Selasa 16 Jun 2020 19:14 WIB

Indef: Isu Administrasi Hambat Efektivitas Stimulus Pandemi

Kemenkeu mencatat stimulus sektor kesehatan untuk penanganan Covid-19 masih rendah.

Rep: Adinda Pryanka/ Red: Nidia Zuraya
Sejumlah tenaga kesehatan mengenakan alat pelindung diri (APD) saat uji rapid test COVID-19 masal di Kota Pekanbaru, Riau, Kamis (4/6/2020). Kementerian Keuangan mencata stimulus sektor kesehatan untuk penanganan pandemi Covid-19 masih rendah.
Foto: Antara/FB Anggoro
Sejumlah tenaga kesehatan mengenakan alat pelindung diri (APD) saat uji rapid test COVID-19 masal di Kota Pekanbaru, Riau, Kamis (4/6/2020). Kementerian Keuangan mencata stimulus sektor kesehatan untuk penanganan pandemi Covid-19 masih rendah.

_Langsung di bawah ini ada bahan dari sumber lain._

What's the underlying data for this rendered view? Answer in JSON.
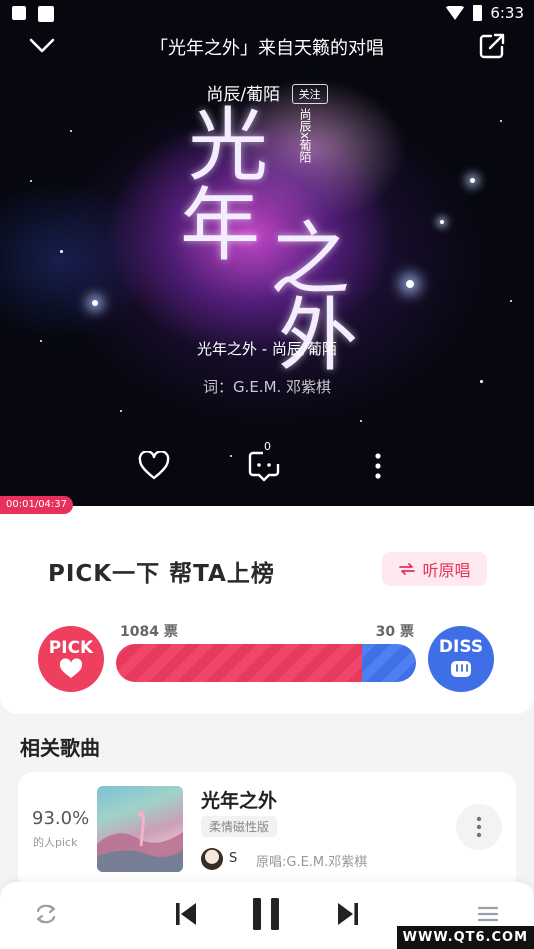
{
  "status_bar": {
    "time": "6:33"
  },
  "header": {
    "title": "「光年之外」来自天籁的对唱"
  },
  "artwork": {
    "chars": [
      "光",
      "年",
      "之",
      "外"
    ],
    "vertical_text": "尚辰x葡陌",
    "artists": "尚辰/葡陌",
    "follow_label": "关注",
    "song_line": "光年之外 - 尚辰/葡陌",
    "lyricist_line": "词：G.E.M. 邓紫棋"
  },
  "actions": {
    "comment_count": "0"
  },
  "progress": {
    "time": "00:01/04:37"
  },
  "pick": {
    "title": "PICK一下  帮TA上榜",
    "listen_label": "听原唱",
    "pick_badge": "PICK",
    "diss_badge": "DISS",
    "pick_votes": "1084 票",
    "diss_votes": "30 票",
    "pick_fraction": 0.82
  },
  "related": {
    "heading": "相关歌曲",
    "items": [
      {
        "percent": "93.0%",
        "percent_sub": "的人pick",
        "name": "光年之外",
        "tag": "柔情磁性版",
        "singer": "S",
        "original": "原唱:G.E.M.邓紫棋"
      }
    ]
  },
  "watermark": "WWW.QT6.COM",
  "colors": {
    "accent": "#e8305a",
    "diss": "#3e6fe6"
  }
}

REPUBLIKA.CO.ID, JAKARTA – Ekonom Institute for Development of Economic and Finance (Indef) Bhima Yudhistira menyebutkan, masalah teknis administrasi menjadi hambatan utama dalam realisasi stimulus fiskal penanganan pandemi Covid-19. Misalnya, kesesuaian aturan teknis antara pemerintah pusat dengan daerah yang membutuhkan waktu lama.

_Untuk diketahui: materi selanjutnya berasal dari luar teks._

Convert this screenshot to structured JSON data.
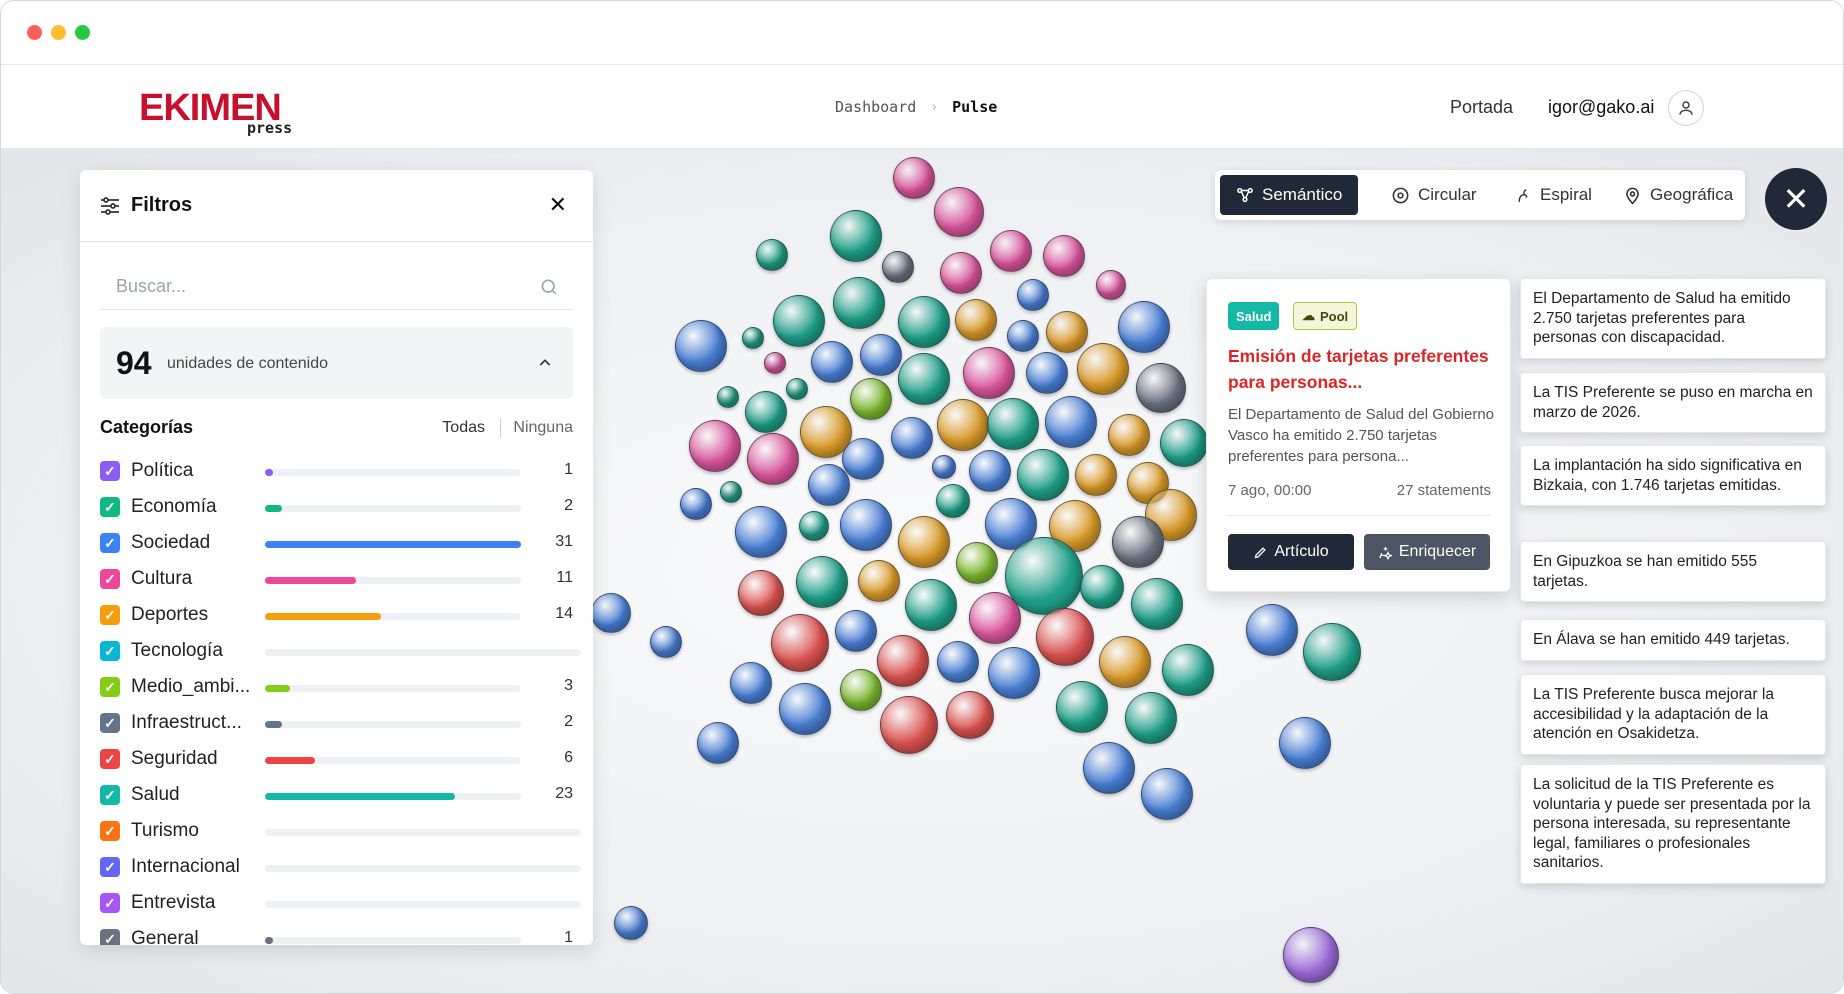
{
  "window": {
    "dots": [
      "#ff5f57",
      "#febc2e",
      "#28c840"
    ]
  },
  "header": {
    "logo": "EKIMEN",
    "logo_sub": "press",
    "breadcrumb": [
      "Dashboard",
      "Pulse"
    ],
    "portada": "Portada",
    "user_email": "igor@gako.ai",
    "user_icon": "user-icon"
  },
  "filters": {
    "title": "Filtros",
    "search_placeholder": "Buscar...",
    "count": "94",
    "count_label": "unidades de contenido",
    "categories_title": "Categorías",
    "all_label": "Todas",
    "none_label": "Ninguna",
    "categories": [
      {
        "name": "Política",
        "count": "1",
        "value": 1,
        "color": "#8b5cf6"
      },
      {
        "name": "Economía",
        "count": "2",
        "value": 2,
        "color": "#10b981"
      },
      {
        "name": "Sociedad",
        "count": "31",
        "value": 31,
        "color": "#3b82f6"
      },
      {
        "name": "Cultura",
        "count": "11",
        "value": 11,
        "color": "#ec4899"
      },
      {
        "name": "Deportes",
        "count": "14",
        "value": 14,
        "color": "#f59e0b"
      },
      {
        "name": "Tecnología",
        "count": "",
        "value": 0,
        "color": "#06b6d4"
      },
      {
        "name": "Medio_ambi...",
        "count": "3",
        "value": 3,
        "color": "#84cc16"
      },
      {
        "name": "Infraestruct...",
        "count": "2",
        "value": 2,
        "color": "#64748b"
      },
      {
        "name": "Seguridad",
        "count": "6",
        "value": 6,
        "color": "#ef4444"
      },
      {
        "name": "Salud",
        "count": "23",
        "value": 23,
        "color": "#14b8a6"
      },
      {
        "name": "Turismo",
        "count": "",
        "value": 0,
        "color": "#f97316"
      },
      {
        "name": "Internacional",
        "count": "",
        "value": 0,
        "color": "#6366f1"
      },
      {
        "name": "Entrevista",
        "count": "",
        "value": 0,
        "color": "#a855f7"
      },
      {
        "name": "General",
        "count": "1",
        "value": 1,
        "color": "#6b7280"
      }
    ]
  },
  "view_tabs": [
    {
      "label": "Semántico",
      "icon": "network-icon",
      "active": true
    },
    {
      "label": "Circular",
      "icon": "target-icon",
      "active": false
    },
    {
      "label": "Espiral",
      "icon": "spiral-icon",
      "active": false
    },
    {
      "label": "Geográfica",
      "icon": "map-pin-icon",
      "active": false
    }
  ],
  "card": {
    "tag_category": "Salud",
    "tag_source": "Pool",
    "title": "Emisión de tarjetas preferentes para personas...",
    "description": "El Departamento de Salud del Gobierno Vasco ha emitido 2.750 tarjetas preferentes para persona...",
    "date": "7 ago, 00:00",
    "statements": "27 statements",
    "article_button": "Artículo",
    "enrich_button": "Enriquecer"
  },
  "statements": [
    "El Departamento de Salud ha emitido 2.750 tarjetas preferentes para personas con discapacidad.",
    "La TIS Preferente se puso en marcha en marzo de 2026.",
    "La implantación ha sido significativa en Bizkaia, con 1.746 tarjetas emitidas.",
    "En Gipuzkoa se han emitido 555 tarjetas.",
    "En Álava se han emitido 449 tarjetas.",
    "La TIS Preferente busca mejorar la accesibilidad y la adaptación de la atención en Osakidetza.",
    "La solicitud de la TIS Preferente es voluntaria y puede ser presentada por la persona interesada, su representante legal, familiares o profesionales sanitarios."
  ],
  "palette": {
    "blue": "#4a7fd4",
    "teal": "#1f9e86",
    "pink": "#d9569b",
    "orange": "#d99a2b",
    "red": "#d9524f",
    "green": "#7cb82f",
    "gray": "#6b7280",
    "purple": "#9b6ad6"
  }
}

Apalagi, Bhima menambahkan, koordinasi bersifat virtual yang selama pandemi dibutuhkan tidak dapat diikuti oleh semua daerah. "Dampaknya ada komunikasi dari pusat ke daerah yang tidak optimal," tuturnya ketika dihubungi Republika.co.id, Selasa (16/6).

Baca Juga

Faktor berikutnya yang menghambat realisasi stimulus fiskal di lapangan adalah kekhawatiran pelaksana teknis terseret kasus korupsi. Bhima mengatakan, hal ini menciptakan sikap kehati hatian yang tidak pada tempatnya, sehingga justru memperlama birokrasi.

Data penerima stimulus yang belum tersedia menjadi permasalahan berikutnya. Bhima menyebutkan, terjadi overlapping data juga yang harus dihindari. “Misalnya, satu orang menerima bantuan pusat, bisa juga dapat program dari pemerintah daerah. Padahal yang lain masih banyak yang belum masuk ke pendataan,” katanya.

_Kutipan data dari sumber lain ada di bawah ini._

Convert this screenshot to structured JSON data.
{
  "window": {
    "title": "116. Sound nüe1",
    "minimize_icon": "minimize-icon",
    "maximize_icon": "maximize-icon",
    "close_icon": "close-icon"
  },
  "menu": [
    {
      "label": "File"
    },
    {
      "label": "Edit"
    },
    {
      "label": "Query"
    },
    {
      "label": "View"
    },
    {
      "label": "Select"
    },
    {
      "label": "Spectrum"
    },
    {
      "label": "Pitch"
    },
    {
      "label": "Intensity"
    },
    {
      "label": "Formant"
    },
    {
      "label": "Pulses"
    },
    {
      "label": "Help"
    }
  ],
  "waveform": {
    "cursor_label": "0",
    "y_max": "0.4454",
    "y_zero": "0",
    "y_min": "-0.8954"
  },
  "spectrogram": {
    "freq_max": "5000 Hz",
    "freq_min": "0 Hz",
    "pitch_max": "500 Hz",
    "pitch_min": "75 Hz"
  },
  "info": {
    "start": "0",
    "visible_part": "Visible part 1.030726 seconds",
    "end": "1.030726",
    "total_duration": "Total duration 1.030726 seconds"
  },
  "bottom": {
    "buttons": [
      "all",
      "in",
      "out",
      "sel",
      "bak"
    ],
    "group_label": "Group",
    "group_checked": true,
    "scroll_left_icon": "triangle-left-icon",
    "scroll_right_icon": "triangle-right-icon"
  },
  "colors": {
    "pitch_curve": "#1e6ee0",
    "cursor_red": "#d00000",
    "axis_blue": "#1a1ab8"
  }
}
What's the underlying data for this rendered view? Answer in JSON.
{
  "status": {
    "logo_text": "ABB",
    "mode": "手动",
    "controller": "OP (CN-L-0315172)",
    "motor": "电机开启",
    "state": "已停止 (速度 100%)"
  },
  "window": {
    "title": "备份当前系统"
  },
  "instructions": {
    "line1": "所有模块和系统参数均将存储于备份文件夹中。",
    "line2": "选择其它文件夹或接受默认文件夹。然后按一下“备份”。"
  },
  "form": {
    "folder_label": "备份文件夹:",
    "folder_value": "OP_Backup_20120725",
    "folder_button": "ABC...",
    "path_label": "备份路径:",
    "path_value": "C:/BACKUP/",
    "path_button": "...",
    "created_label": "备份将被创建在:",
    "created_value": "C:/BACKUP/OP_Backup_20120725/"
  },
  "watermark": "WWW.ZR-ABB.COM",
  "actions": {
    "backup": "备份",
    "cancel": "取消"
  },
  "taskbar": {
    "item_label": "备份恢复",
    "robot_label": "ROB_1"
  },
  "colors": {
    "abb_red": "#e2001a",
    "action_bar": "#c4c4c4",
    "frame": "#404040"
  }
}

Bhima mengakui, penerapan physical distancing dan Pembatasan Sosial Berskala Besar (PSBB) akan menghambat proses verifikasi data di lapangan. Tapi, pemerintah dan pemangku kepentingan terkait sepatutnya mampu mengantisipasi permasalahan ini mengingat stimulus fiskal merupakan kebutuhan masyarakat saat ini.

Untuk mengantisipasi permasalahan teknis ini, Bhima menganjurkan pembentukan tim khusus lintas Kementerian/ Lembaga. Mereka harus memprioritaskan permasalahan bottleneck. "Ini juga menjamin ego sektoral tidak dominan," ujarnya.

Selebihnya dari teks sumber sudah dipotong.